Her dönemde, hatta her çağda siyasal, ekonomik, sosyal ve sportif, ilişkilerin olmazsa olmaz koşullarından biri olan ‘itibar’ kavramını bir kez daha gündeme taşımak istedim bugün. Zira, her geçen gün bu kavramın içeriğinin boşaltıldığına tanık oluyoruz. Hatta yavaş yavaş hayatımızdan çekiliyor gibi! En önemli sebebi de ‘itibar’ kavramının içini dolduracak olan ‘liyakat’ın ve ‘saygı’nın hayatımızdan çıkmış olması. Tüm toplumsal ilişkilerde belirleyici olan en temel etkenin siyaset ve ideolojik yakınlığın olduğu bir ortamda zaten kaçınılmaz olan sonuç da budur. Lafı fazla uzatmadan bugün için de geçerliliğini koruyan eski bir yazımızla (10 Kasım 2012) itibar ve karşılıklı saygı konusunu tekrar size hatırlatmak istedim. Siz de göreceksiniz, dün de böyleydik, bugün de böyleyiz. Değişen bir şey yok; aynı tas aynı hamam!
***
17-19 Ekim 2012 tarihleri arasında İstanbul’da Kadir Has Üniversitesi’nde ‘Uluslararası İtibar Yönetimi Konferansı’nın bir bölümündeki başlık ‘Spor ve İtibar Yönetimi’ idi. 19 Ekim günü yapılan panele moderatör olarak aynı zamanda Kadir Has Üniversitesi Öğretim Üyesi Dr. Levent Bıçakcı, UEFA I. Asbaşkanı Şenes Erzik ve Türk hakemliğinin en önde gelen ismi Cüneyt Çakır ile birlikte katıldık.
Dr. Levent Bıçakcı, Şenes Erzik ve Cüneyt Çakır’ın ‘Spor ve İtibar Yönetimi’ konusunda yaptıkları konuşmalardan sonra söz bize geldi.
Salonda bulunan gençlere, ülkemizde gerçekten itibar kavramının olup olmadığını, bize göre itibar olmayan bir yerde yönetiminin de olamayacağını anlatmaya çalıştık. Ve ülkemizde bizlerin birbirimizin itibarını zedelemek ve ortadan kaldırmak için adeta programlandığımızı dile getirdik.
Örnek çok fazla
Özellikle de sporumuzda, spor yönetiminde itibar kavramından söz edebilmek bilhassa son senelerde çok zor.

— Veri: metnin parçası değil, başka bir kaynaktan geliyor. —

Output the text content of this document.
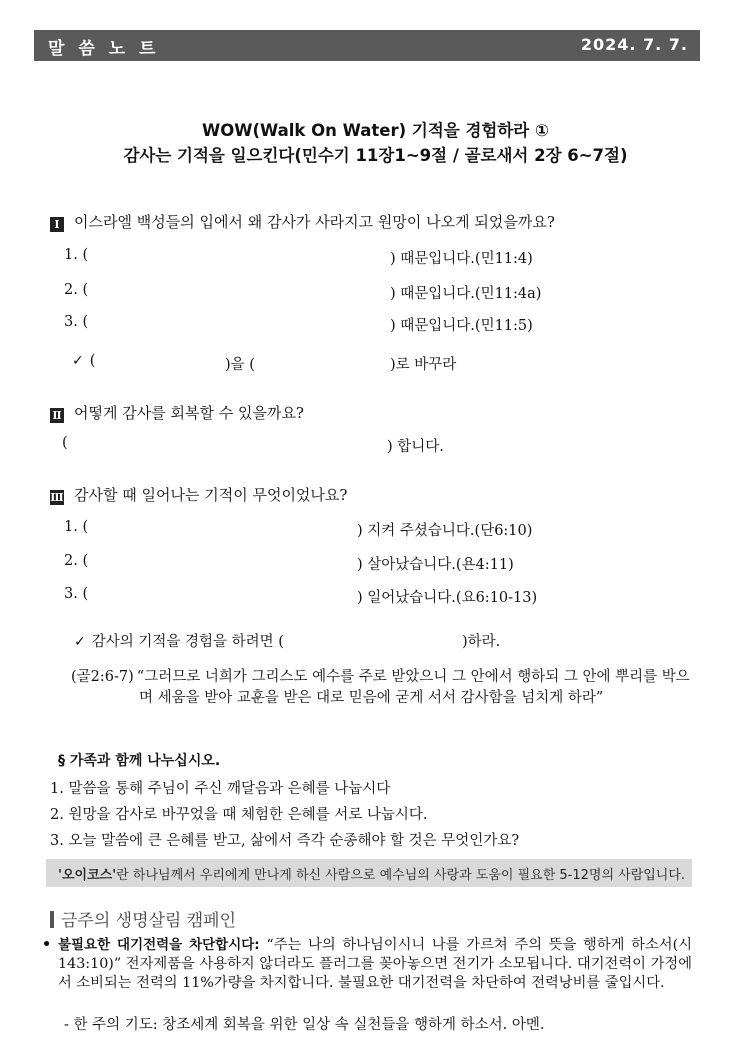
말 씀 노 트	2024. 7. 7.
WOW(Walk On Water) 기적을 경험하라 ①
감사는 기적을 일으킨다(민수기 11장1~9절 / 골로새서 2장 6~7절)
Ⅰ 이스라엘 백성들의 입에서 왜 감사가 사라지고 원망이 나오게 되었을까요?
1. (	) 때문입니다.(민11:4)
2. (	) 때문입니다.(민11:4a)
3. (	) 때문입니다.(민11:5)
✓ (	)을 (	)로 바꾸라
Ⅱ 어떻게 감사를 회복할 수 있을까요?
(	) 합니다.
Ⅲ 감사할 때 일어나는 기적이 무엇이었나요?
1. (	) 지켜 주셨습니다.(단6:10)
2. (	) 살아났습니다.(욘4:11)
3. (	) 일어났습니다.(요6:10-13)
✓ 감사의 기적을 경험을 하려면 (	)하라.
(골2:6-7) “그러므로 너희가 그리스도 예수를 주로 받았으니 그 안에서 행하되 그 안에 뿌리를 박으
며 세움을 받아 교훈을 받은 대로 믿음에 굳게 서서 감사함을 넘치게 하라”
§ 가족과 함께 나누십시오.
1. 말씀을 통해 주님이 주신 깨달음과 은혜를 나눕시다
2. 원망을 감사로 바꾸었을 때 체험한 은혜를 서로 나눕시다.
3. 오늘 말씀에 큰 은혜를 받고, 삶에서 즉각 순종해야 할 것은 무엇인가요?
'오이코스'란 하나님께서 우리에게 만나게 하신 사람으로 예수님의 사랑과 도움이 필요한 5-12명의 사람입니다.
금주의 생명살림 캠페인
• 불필요한 대기전력을 차단합시다: “주는 나의 하나님이시니 나를 가르쳐 주의 뜻을 행하게 하소서(시143:10)” 전자제품을 사용하지 않더라도 플러그를 꽂아놓으면 전기가 소모됩니다. 대기전력이 가정에서 소비되는 전력의 11%가량을 차지합니다. 불필요한 대기전력을 차단하여 전력낭비를 줄입시다.
- 한 주의 기도: 창조세계 회복을 위한 일상 속 실천들을 행하게 하소서. 아멘.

Birçok spor federasyonunda başkan seçimlerinden tutun da, kulüp başkanlarının, bir kısım TV yorumcularının ‘belden aşağı vurmaları’ konusunda verilecek o kadar çok örnek var ki! İtibar ‘saygı görme, güvenilir olma, prestij’ anlamlarına geldiğine göre, bizlerin birbirine saygı gösterme mecburiyetinin de unutulduğu bir ortamda hangi ‘itibar’dan söz edeceğiz. Burada hiçbirimizin diğerine söyleyeceği çok fazla bir sözü yok. Çünkü egoların öne çıktığı, spora siyasetin büyük ölçüde karıştığı bir ülkede, o konudaki itibar ve onun yönetiminden de söz etmek mümkün değil.

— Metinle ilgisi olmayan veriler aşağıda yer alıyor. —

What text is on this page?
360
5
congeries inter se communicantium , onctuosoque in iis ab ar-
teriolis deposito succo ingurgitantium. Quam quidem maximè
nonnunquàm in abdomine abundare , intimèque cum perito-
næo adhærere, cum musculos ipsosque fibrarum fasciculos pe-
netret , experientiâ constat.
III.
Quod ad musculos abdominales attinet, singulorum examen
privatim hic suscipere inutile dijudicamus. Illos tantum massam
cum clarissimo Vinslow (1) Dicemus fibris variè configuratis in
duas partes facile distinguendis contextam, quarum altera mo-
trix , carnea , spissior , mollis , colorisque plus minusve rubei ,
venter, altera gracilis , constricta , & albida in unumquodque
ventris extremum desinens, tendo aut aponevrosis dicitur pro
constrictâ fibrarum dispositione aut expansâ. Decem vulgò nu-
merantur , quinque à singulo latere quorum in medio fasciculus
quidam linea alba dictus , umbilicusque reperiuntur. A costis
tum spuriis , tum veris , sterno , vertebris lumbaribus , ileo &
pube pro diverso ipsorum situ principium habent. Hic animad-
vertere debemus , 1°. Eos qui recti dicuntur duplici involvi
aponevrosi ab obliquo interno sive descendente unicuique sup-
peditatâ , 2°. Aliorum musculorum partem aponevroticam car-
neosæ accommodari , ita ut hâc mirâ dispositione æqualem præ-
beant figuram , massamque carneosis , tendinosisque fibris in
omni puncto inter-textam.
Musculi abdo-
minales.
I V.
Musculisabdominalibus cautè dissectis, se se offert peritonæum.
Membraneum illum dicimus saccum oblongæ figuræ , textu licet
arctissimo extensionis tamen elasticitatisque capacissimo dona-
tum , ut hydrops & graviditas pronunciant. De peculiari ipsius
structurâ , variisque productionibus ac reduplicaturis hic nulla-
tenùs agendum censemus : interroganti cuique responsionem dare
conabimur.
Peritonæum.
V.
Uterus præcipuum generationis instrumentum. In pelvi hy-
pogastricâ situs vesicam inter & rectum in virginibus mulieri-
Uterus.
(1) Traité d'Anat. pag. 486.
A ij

Yapılması gereken, önce siyasetin spordan elini çekmesi ve daha sonra yeni bir yapılaşma içinde spora ve onun yönetimine itibar kazandırılması.
Yıllardır ülkemizde bu konuda bir gelişme yaşanmadığından bize de sadece böyle yazmak kalıyor. Ama bir noktayı hiçbirimizin unutmaması gerekir. “SEVGİDE SERBESTLİK, SAYGIDA MECBURİYET” vardır. Bu saygı da makamlara değil, insanlara duyulması gereken saygıdır.